In the testimony we have heard this week, we learned that at least one Conservative candidate who was involved in what might be called an in-and-out transaction is not on the list of 67 candidates who are the subject of the present investigation. That candidate is Liberato Martelli, in Bourassa riding, and he says he received a $14,000 in-and-out transfer. His financial statement submitted to your offices at Elections Canada show this. He says he met with one of your investigators. In fact, when we look at his electoral campaign return, we see that he received $10,750 from the Conservative Party. In that financial statement, it states that this was not an advertising expense.

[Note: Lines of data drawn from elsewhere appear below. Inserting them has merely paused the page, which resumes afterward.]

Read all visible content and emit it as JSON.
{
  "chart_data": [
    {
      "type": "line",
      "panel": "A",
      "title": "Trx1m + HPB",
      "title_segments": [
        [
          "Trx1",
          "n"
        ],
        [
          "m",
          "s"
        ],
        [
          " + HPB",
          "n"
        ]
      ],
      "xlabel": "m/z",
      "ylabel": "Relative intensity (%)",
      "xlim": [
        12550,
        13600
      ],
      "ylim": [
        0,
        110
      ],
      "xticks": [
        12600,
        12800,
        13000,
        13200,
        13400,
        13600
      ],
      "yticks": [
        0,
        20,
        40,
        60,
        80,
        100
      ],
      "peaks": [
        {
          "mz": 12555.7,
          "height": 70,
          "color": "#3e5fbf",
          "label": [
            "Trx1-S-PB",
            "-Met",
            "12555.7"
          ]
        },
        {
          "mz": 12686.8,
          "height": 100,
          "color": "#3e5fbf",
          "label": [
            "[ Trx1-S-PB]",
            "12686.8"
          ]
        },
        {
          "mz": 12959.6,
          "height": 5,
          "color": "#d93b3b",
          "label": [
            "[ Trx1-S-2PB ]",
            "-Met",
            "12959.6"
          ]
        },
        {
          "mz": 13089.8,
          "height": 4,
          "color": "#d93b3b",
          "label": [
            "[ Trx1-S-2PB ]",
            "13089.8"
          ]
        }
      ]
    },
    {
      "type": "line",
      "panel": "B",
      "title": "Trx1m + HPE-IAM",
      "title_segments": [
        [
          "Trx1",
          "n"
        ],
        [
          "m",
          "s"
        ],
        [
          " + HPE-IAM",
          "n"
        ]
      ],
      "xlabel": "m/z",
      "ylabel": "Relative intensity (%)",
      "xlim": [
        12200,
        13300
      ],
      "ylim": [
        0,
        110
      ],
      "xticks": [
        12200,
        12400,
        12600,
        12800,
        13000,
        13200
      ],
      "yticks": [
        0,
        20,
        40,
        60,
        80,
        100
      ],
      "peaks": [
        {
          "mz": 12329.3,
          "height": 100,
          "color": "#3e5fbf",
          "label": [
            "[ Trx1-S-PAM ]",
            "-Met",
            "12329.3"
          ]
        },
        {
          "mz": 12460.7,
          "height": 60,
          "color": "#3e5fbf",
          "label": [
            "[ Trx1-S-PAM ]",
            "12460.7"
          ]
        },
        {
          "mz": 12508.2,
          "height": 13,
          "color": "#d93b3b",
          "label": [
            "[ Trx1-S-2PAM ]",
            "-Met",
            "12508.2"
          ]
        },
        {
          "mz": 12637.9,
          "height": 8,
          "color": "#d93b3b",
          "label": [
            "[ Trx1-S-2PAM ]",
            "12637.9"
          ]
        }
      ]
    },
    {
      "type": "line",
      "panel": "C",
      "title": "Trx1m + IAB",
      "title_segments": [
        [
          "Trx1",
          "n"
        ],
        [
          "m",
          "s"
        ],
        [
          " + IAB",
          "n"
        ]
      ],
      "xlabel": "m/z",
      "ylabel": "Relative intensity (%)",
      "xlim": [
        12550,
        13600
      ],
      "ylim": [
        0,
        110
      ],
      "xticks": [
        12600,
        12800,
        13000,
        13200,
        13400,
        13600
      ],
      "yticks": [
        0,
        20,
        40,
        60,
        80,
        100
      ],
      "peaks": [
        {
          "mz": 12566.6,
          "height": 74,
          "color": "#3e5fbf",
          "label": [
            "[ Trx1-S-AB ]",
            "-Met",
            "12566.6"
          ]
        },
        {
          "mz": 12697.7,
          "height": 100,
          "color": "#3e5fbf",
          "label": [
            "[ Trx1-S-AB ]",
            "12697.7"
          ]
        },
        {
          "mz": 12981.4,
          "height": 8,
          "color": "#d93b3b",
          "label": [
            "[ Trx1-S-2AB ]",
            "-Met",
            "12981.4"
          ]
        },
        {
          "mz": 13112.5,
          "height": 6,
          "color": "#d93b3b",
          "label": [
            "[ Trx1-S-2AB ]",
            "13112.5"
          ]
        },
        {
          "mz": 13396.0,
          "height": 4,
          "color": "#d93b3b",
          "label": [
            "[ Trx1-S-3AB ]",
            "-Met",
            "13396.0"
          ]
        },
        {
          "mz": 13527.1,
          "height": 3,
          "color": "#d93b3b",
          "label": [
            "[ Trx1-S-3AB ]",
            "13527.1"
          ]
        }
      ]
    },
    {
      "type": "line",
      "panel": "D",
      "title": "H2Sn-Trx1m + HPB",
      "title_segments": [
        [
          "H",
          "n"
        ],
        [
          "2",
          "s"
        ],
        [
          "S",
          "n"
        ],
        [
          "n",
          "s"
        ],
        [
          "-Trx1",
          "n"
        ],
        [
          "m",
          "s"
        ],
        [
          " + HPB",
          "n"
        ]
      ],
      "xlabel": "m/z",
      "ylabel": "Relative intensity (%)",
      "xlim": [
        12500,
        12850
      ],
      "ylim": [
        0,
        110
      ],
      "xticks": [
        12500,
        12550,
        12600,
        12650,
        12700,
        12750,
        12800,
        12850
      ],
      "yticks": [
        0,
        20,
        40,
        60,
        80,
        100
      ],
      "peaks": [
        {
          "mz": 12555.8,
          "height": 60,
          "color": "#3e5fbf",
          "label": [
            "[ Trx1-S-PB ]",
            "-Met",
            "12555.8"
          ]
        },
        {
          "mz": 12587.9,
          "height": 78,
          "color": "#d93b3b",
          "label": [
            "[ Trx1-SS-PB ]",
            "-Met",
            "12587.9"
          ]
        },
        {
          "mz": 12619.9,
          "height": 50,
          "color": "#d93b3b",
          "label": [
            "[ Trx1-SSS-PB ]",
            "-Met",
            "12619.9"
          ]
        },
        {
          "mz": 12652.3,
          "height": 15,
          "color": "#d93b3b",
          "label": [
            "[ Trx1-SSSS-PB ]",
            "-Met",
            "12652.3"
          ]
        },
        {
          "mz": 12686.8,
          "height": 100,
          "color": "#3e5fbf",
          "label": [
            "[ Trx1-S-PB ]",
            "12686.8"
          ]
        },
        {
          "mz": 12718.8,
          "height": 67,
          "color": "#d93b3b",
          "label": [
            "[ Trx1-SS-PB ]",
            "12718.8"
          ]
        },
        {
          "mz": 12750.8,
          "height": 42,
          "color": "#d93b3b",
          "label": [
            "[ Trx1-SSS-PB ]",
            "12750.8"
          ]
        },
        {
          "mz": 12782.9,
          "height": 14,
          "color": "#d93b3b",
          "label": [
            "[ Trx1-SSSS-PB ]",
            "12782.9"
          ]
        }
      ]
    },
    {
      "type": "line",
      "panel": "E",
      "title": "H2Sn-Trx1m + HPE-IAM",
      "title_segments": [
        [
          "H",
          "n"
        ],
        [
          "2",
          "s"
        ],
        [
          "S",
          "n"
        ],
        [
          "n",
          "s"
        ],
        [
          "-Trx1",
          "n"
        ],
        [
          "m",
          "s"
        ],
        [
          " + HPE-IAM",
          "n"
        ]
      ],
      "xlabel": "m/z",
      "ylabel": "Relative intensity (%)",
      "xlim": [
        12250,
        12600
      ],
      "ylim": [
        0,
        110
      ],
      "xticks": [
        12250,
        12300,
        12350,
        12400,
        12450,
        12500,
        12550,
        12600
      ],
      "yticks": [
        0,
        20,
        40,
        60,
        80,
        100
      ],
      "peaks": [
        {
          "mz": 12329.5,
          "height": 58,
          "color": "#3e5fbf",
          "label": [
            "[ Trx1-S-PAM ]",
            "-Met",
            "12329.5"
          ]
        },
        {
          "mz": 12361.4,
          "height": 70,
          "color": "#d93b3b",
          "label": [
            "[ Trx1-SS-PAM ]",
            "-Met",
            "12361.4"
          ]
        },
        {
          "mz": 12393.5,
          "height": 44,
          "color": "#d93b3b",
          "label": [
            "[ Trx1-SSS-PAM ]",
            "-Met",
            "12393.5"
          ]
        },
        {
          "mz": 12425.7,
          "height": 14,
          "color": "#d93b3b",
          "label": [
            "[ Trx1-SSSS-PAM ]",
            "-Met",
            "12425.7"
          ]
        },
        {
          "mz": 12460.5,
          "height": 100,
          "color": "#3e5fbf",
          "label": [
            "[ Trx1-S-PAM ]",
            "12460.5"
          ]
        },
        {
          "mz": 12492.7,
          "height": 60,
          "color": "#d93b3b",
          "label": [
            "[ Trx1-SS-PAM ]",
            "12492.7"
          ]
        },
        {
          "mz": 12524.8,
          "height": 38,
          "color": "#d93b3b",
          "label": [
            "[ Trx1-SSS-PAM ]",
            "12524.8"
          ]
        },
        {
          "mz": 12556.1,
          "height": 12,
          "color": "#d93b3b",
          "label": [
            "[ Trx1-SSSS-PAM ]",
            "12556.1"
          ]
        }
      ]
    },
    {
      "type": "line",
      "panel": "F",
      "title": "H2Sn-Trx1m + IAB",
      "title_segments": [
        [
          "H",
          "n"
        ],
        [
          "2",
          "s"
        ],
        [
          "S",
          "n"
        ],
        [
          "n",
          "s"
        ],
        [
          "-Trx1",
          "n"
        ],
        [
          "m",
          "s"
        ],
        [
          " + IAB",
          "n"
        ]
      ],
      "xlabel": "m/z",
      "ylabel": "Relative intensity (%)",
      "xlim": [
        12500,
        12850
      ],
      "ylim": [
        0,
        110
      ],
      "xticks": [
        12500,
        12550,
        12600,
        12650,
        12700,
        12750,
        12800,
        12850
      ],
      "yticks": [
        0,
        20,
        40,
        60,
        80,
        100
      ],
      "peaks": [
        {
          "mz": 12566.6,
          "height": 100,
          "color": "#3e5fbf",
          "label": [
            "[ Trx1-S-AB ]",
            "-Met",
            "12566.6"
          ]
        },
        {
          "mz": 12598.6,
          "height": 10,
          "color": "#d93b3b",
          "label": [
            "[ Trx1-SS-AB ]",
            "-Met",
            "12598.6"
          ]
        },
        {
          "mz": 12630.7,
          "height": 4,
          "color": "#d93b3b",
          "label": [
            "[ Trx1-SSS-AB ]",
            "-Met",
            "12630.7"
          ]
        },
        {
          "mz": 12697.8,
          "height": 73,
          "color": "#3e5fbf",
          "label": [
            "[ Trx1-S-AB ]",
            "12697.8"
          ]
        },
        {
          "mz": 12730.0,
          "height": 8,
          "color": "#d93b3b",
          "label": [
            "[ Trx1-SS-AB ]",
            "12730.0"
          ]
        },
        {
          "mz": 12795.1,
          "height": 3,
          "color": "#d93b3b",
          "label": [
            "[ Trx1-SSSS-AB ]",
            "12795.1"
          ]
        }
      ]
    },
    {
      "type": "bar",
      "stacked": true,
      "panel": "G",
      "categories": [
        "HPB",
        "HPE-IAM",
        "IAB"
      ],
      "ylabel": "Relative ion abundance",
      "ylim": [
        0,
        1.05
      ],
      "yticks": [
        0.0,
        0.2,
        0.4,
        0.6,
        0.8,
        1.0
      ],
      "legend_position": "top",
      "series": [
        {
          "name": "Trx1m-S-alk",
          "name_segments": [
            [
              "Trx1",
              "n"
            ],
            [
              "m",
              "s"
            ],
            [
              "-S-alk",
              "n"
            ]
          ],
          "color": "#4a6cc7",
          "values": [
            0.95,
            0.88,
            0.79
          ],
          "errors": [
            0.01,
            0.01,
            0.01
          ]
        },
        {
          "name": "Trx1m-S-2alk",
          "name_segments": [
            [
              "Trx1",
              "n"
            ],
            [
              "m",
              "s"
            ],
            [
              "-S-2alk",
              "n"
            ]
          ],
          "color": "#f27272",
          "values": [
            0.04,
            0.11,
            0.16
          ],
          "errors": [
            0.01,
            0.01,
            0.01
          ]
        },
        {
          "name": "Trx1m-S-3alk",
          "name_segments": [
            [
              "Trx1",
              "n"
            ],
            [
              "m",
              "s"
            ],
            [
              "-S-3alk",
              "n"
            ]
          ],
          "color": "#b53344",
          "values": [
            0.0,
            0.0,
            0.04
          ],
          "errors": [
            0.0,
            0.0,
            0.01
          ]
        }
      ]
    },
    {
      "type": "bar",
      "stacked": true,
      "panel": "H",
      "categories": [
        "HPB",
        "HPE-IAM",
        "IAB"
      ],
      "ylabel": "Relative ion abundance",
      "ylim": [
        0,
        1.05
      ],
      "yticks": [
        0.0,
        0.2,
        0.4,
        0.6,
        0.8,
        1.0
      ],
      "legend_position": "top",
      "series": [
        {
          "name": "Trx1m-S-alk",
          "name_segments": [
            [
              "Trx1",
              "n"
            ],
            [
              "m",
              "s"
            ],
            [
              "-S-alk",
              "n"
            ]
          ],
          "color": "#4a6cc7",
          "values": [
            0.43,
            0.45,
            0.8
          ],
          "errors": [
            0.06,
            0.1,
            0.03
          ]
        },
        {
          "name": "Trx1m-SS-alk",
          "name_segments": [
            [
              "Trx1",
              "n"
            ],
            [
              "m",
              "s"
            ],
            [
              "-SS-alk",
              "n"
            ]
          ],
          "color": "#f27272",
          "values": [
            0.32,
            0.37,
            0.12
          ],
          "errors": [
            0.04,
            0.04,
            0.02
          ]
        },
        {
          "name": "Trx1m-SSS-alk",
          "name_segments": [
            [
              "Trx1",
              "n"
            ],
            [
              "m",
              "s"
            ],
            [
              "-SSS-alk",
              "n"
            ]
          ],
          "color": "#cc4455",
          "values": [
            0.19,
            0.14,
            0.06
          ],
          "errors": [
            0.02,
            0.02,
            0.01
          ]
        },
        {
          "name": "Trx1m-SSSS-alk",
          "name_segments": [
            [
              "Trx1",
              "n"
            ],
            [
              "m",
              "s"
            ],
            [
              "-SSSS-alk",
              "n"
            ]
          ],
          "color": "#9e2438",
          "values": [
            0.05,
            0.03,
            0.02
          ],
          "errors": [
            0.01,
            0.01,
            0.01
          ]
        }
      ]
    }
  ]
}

I checked for the other candidates, and the amount is shown in the advertising column—there is a little radio/TV column beside the "other" column—but in his case it is shown in the office expenses column. So he apparently had a $10,750 expense, and he says these were not his own expenses, it was money that was taken by the Conservative Party. In addition, he tells us that Michel Rivard, a Conservative Party employee, came to his office to do the financial statement and did not show him anything or explain anything to him. He told him to sign here and there and he left.
Can you tell me whether it is possible for there to be another system that would mean that these expenses are shown not in the advertising column but in the office expenses column?